Warum das Kopftuchverbot in Kitas und Drogerien rechtens sein kann

Urteil des europäischen gerichtshofs (EuGH)

  • Lesedauer: 3 Min.

Der Europäische Gerichtshof (EuGH) hat zu dieser Frage ein Urteil gesprochen. Es dürfte auch Auswirkungen auf andere Religionen haben. Er hat die Rechte von Arbeitgebern gestärkt, die muslimischen Mitarbeiterinnen das Tragen von Kopftüchern verbieten.

Die Richter entschieden am 15. Juli 2021 vor dem Hintergrund von zwei Fällen in Deutschland, dass ein Kopftuchverbot gerechtfertigt sein kann, wenn der Arbeitgeber gegenüber Kunden ein Bild der Neutralität vermitteln oder soziale Konflikte vermeiden will.

Zugleich machte der EuGH allerdings deutlich, dass dann auch keine anderen sichtbaren Bekundungen politischer, weltanschaulicher oder religiöser Überzeugungen erlaubt sein dürfen, wenn gleichzeitig einer katholischen Frau das offene Tragen einer Kette mit einem religiösen Kreuz gestattet wird.

Betont wurde zudem, dass Arbeitgeber klar machen müssen, dass ein Kopftuchverbot für sie wirklich relevant ist. So muss es etwa in der Kita den Wunsch von Eltern geben, dass ihre Kinder von Personen beaufsichtigt werden, die nicht ihre Religion oder Weltanschauung zum Ausdruck bringen.

Hintergrund des Urteils waren zwei Fälle aus Deutschland. Zum einen war eine muslimische Mitarbeiterin einer überkonfessionellen Kindertagesstätte des Hamburger Kinder- und Jugendhilfeträgers Wabe e.V. mehrfach abgemahnt worden, weil sie mit Kopftuch zur Arbeit gekommen war.

Ähnlich ging das Bundesarbeitsgericht 2019 mit dem Fall einer Muslimin aus dem Raum Nürnberg vor, die gegen ein Kopftuchverbot bei der Drogeriemarktkette Müller geklagt hatte.

In beiden Fällen fühlen sich die Frauen durch das Kopftuchverbot diskriminiert.
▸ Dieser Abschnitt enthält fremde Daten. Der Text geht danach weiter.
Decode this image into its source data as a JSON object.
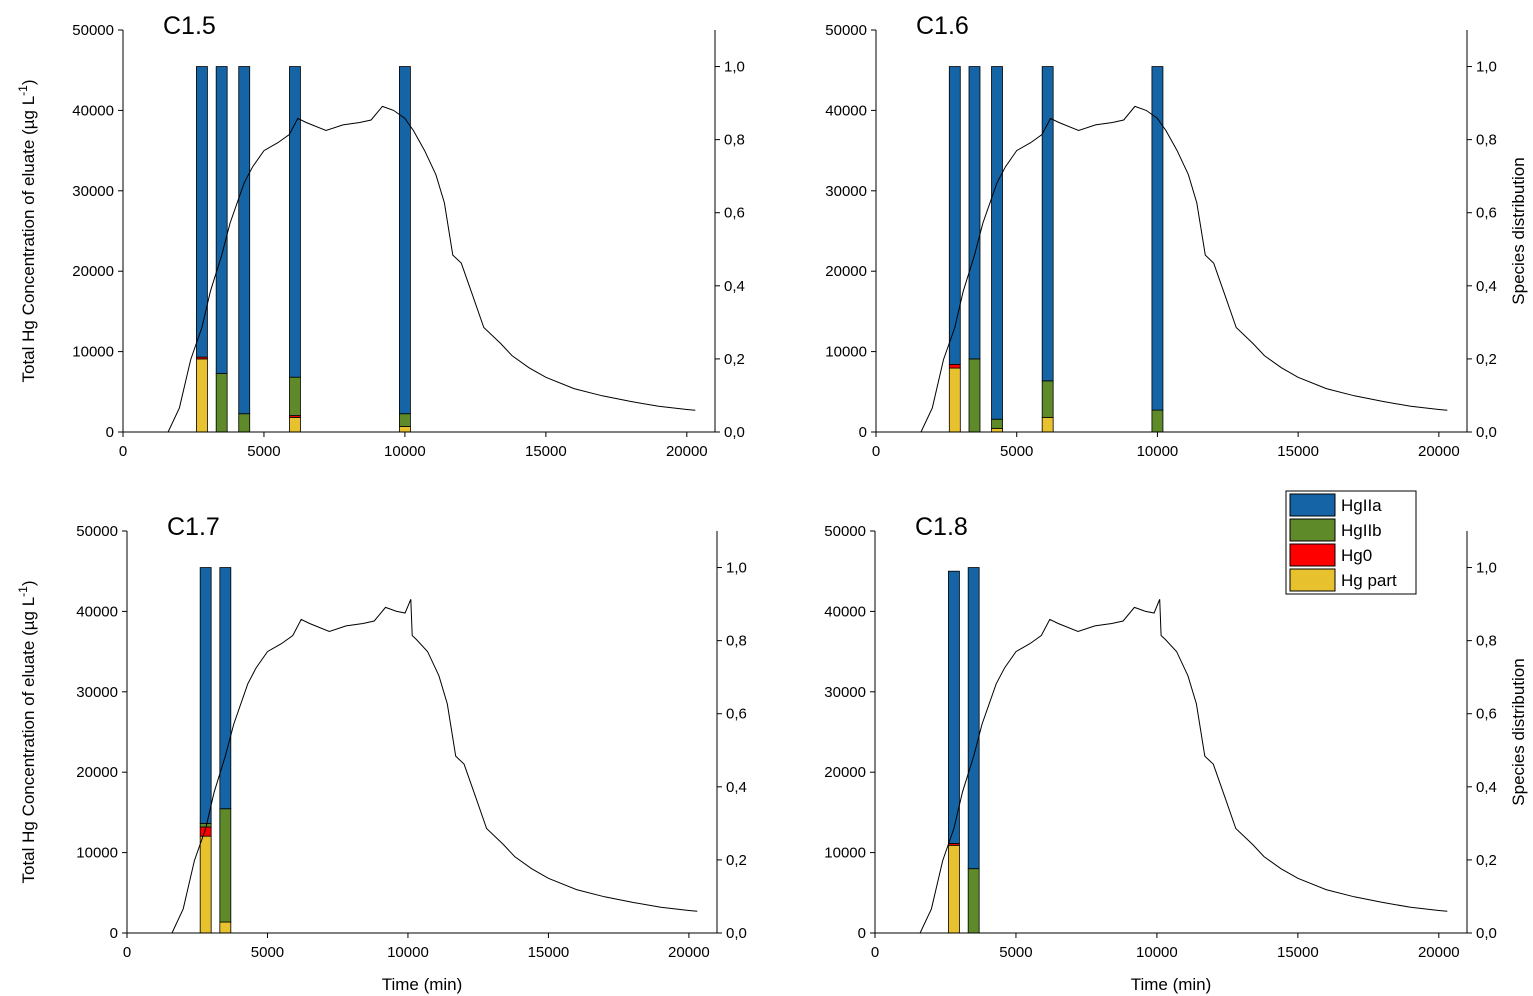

Sie verweisen auf das Gleichbehandlungsgesetz sowie das Grundrecht auf Religionsfreiheit.

Das abschließende Urteil in den deutschen Fällen müssen nun die zuständigen deutschen Gerichte treffen. Der EuGH betonte, dass diese durchaus Entscheidungsspielraum haben.

Das neue Urteil des EuGH präzisiert eine Entscheidung von 2017. Damals hatte der EuGH in einem ähnlichen Fall entschieden, dass ein allgemeines internes Verbot von politischen oder religiösen Symbolen am Arbeitsplatz keine unmittelbare Diskriminierung darstellt. Ob gleichzeitig auch das Tragen anderer religiöser Symbole verboten werden muss, blieb damals noch unklar.

Zumindest für den Kita-Betreiber dürfte die Klarstellung keine weitreichenden Konsequenzen haben. Er verbietet Mitarbeitern nämlich laut EuGH auch das Tragen von christlichen Kreuzen, jüdischen Kippas und anderen religiös oder weltanschaulich bestimmten Kleidungsstücken. Eine Mitarbeiterin, die ein Kreuz als Halskette trug, wurde gezwungen, diese abzulegen.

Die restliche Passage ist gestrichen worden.